Шэнноу подозрительно покосился на кофемолку и решил подождать.
- Не хотите ли послушать музыку? - спросил Люкас. - В моем
распоряжении около четырех тысяч мелодий.
- Нет, благодарю, - сказал Шэнноу, садясь в широкое кожаное кресло. -
Тут холодно, - заметил он.
- Сейчас настрою кондиционер, - сказал Люкас. Мягкое жужжание стихло,
и через несколько минут в комнате заметно потеплело. - Я вас не стесняю?
- спросил Люкас. - Если предпочитаете, я могу убрать изображение и
оставить экран пустым. Мне это безразлично. Лицо создала Амазига и
находит в нем утешение, однако я могу понять, как ошеломляюще это может
подействовать на человека из иного времени.
- Да, - согласился Шэнноу, - немного ошеломляет. Вы призрак?
- Интересный вопрос. Человек, с которого скопированы мои воспоминания
и умственные процессы, уже довольно давно умер. Поэтому я, если хотите,
копия его внутренней сущности, причем меня можно видеть, но не
прикасаться ко мне. Так что основания считать меня призраком достаточно
весомы. Но поскольку мы сосуществовали при его жизни, то я скорее
сиамский церебральный близнец.
Шэнноу улыбнулся.
- Люкас, если вы хотите, чтобы я вас понимал, вам придется говорить
помедленнее. Скажите, вы довольны? - Я могу дать определение слову
"доволен", но из этого не следует, что я его понимаю. Я не знаю ощущения
недовольства. Воспоминания Люкаса-человека содержат много примеров того,
как он бывал недоволен, но когда я их вызываю, они не производят на меня
никакого воздействия. Полагаю, Амазига более компетентна для ответов на
такие вопросы. Ведь меня создала она. Видимо, она предпочла ограничить
загрузку, исключив ненужные эмоциональные понятия. Любовь, ненависть,
гормональные импульсы, страхи, ревность, зависть, гордость, гнев - все
это машине не нужно и не полезно. Вы поняли?
- Кажется, - ответил Шэнноу. - Расскажите мне о Кровь-Камне и мире, в
который мы должны проникнуть.
- Что вы хотите узнать?
- Начните сначала. По-моему, я так лучше понимаю то, о чем мне
рассказывают.
- С начала? Прекрасно. В вашем собственном мире много лет назад вы
сражались с лидером Хранителей Саренто и сразили его в катакомбах под
горой, на которой лежал разбитый корабль. В мире, куда вас направит
Амазига, Йона Шэнноу не существовало. Саренто правил им, но затем его
поразила разрушительная смертельная болезнь. Загрязнив глыбу Сипстрасси
созданием гигантского Кровь-Камня, он уже не мог полагаться на ее
целительную силу. Он повсюду искал чистый камень, который мог бы
избавить его от рака, но время работало против него, и в отчаянии он
прибег к Кровь-Камню, который не мог исцелить, но мог создать новый
организм. Саренто втянул его силу в себя, так сказать, слился с камнем
воедино. Ему в жилы хлынула энергия, преображая его. Кожа стала алой,
испещренной черными прожилками. Его мощь росла. Рак ослабел и исчез. Но
возвращения к прежнему не было, перемена оказалась необратимой. Он
больше не мог ни есть, ни пить, и насыщали его только питательные
вещества крови - жизненная энергия живых существ. Он жаждал ее всем
своим существом.
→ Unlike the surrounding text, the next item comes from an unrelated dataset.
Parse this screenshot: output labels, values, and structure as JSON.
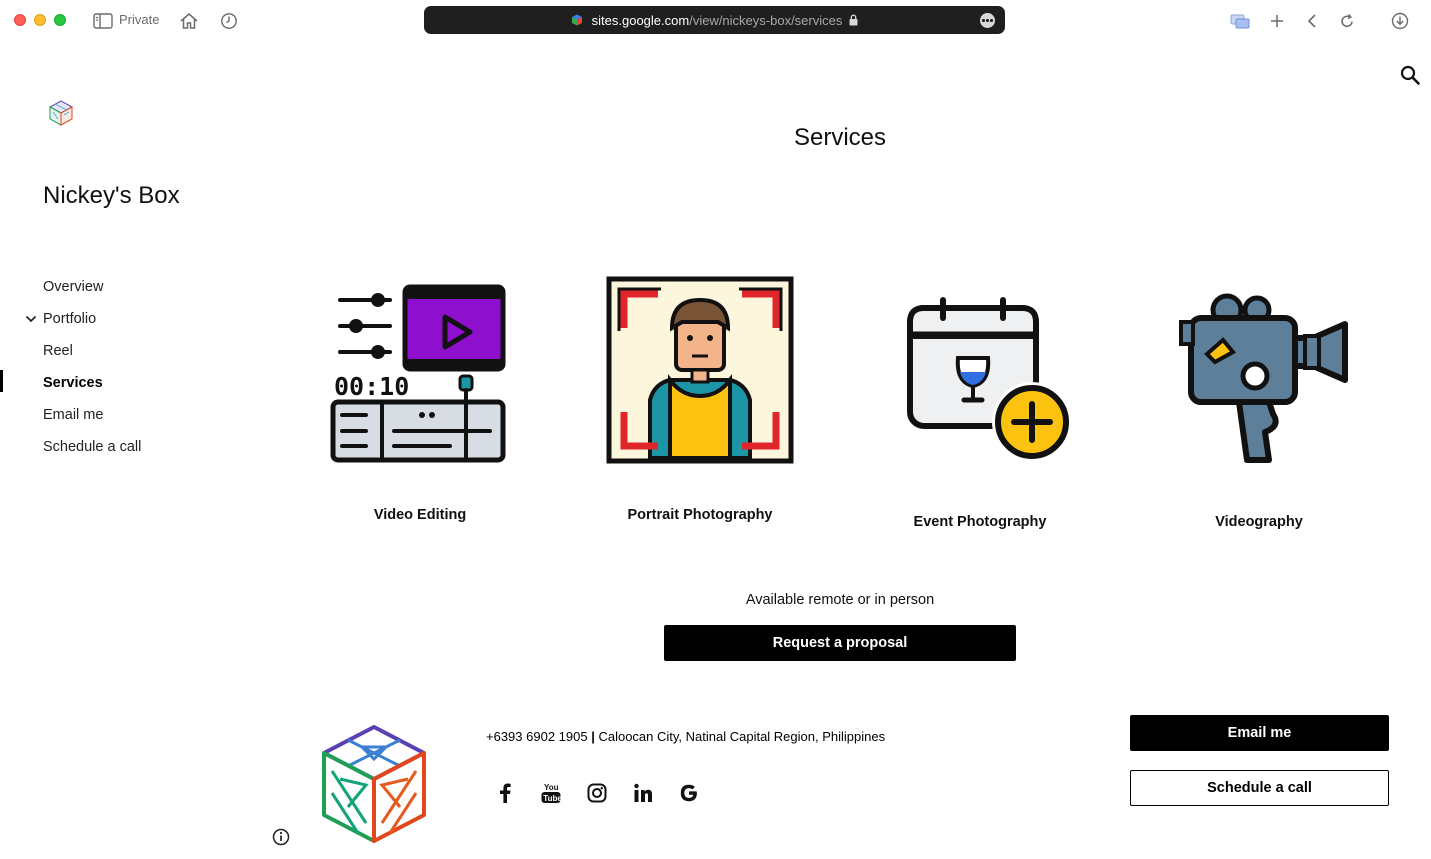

Хранители увидели, чем он стал, и обратились против
него, но он их уничтожил, так как был теперь Кровь-Камнем во плоти и
обладал колоссальной мощью.
Когда Хранители были уничтожены или бежали, он начал испытывать голод
и отправился в земли исчадий. Вам известны их верования, мистер Шэнноу.
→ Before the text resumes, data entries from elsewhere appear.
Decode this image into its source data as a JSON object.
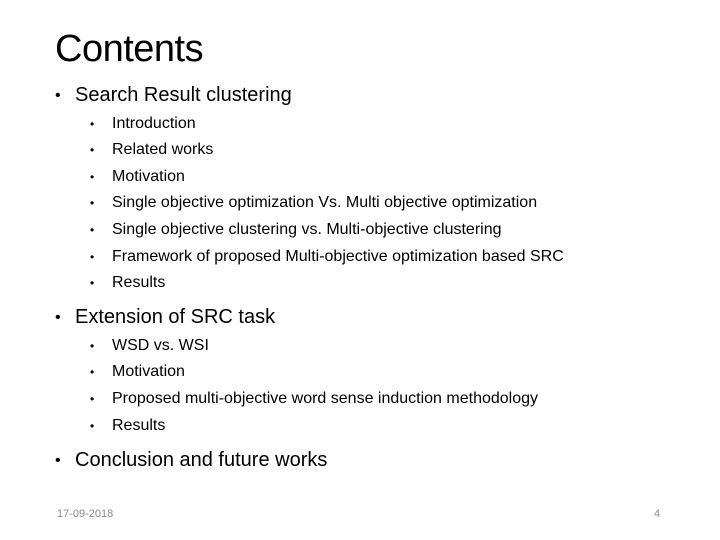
{
  "slide": {
    "title": "Contents",
    "sections": [
      {
        "label": "Search Result clustering",
        "items": [
          "Introduction",
          "Related works",
          "Motivation",
          "Single objective optimization Vs. Multi objective optimization",
          "Single objective clustering vs. Multi-objective clustering",
          "Framework of proposed Multi-objective optimization based SRC",
          "Results"
        ]
      },
      {
        "label": "Extension of SRC task",
        "items": [
          "WSD vs. WSI",
          "Motivation",
          "Proposed multi-objective word sense induction methodology",
          "Results"
        ]
      },
      {
        "label": "Conclusion and future works",
        "items": []
      }
    ],
    "bullet": "•",
    "footer": {
      "date": "17-09-2018",
      "page_number": "4"
    }
  }
}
Они поклоняются Дьяволу. Так где они могли сыскать лучшего Дьявола? Он
явился в Вавилон, отобрал престол у Аваддона и начал насыщаться. Как он
насыщался! Вы изучали древнюю историю, мистер Шэнноу? - Нет.
- Но Библию вы знаете хорошо?
- И очень.
- Тогда вы помните историю о Молохе, боге, питавшемся душами
сжигаемых жертв. Жители городов, поклонявшихся Молоху, сами приносили
своих первенцев к печам и бросали их живыми в раскаленные жерла. Все для
Молоха. Исчадия делают это для Саренто, хотя младенцев не сжигают, а
выпускают из них всю кровь. И вначале Саренто купался в крови жертв.
Каждый его подданный снабжен маленьким Кровь-Камнем - семенем демона.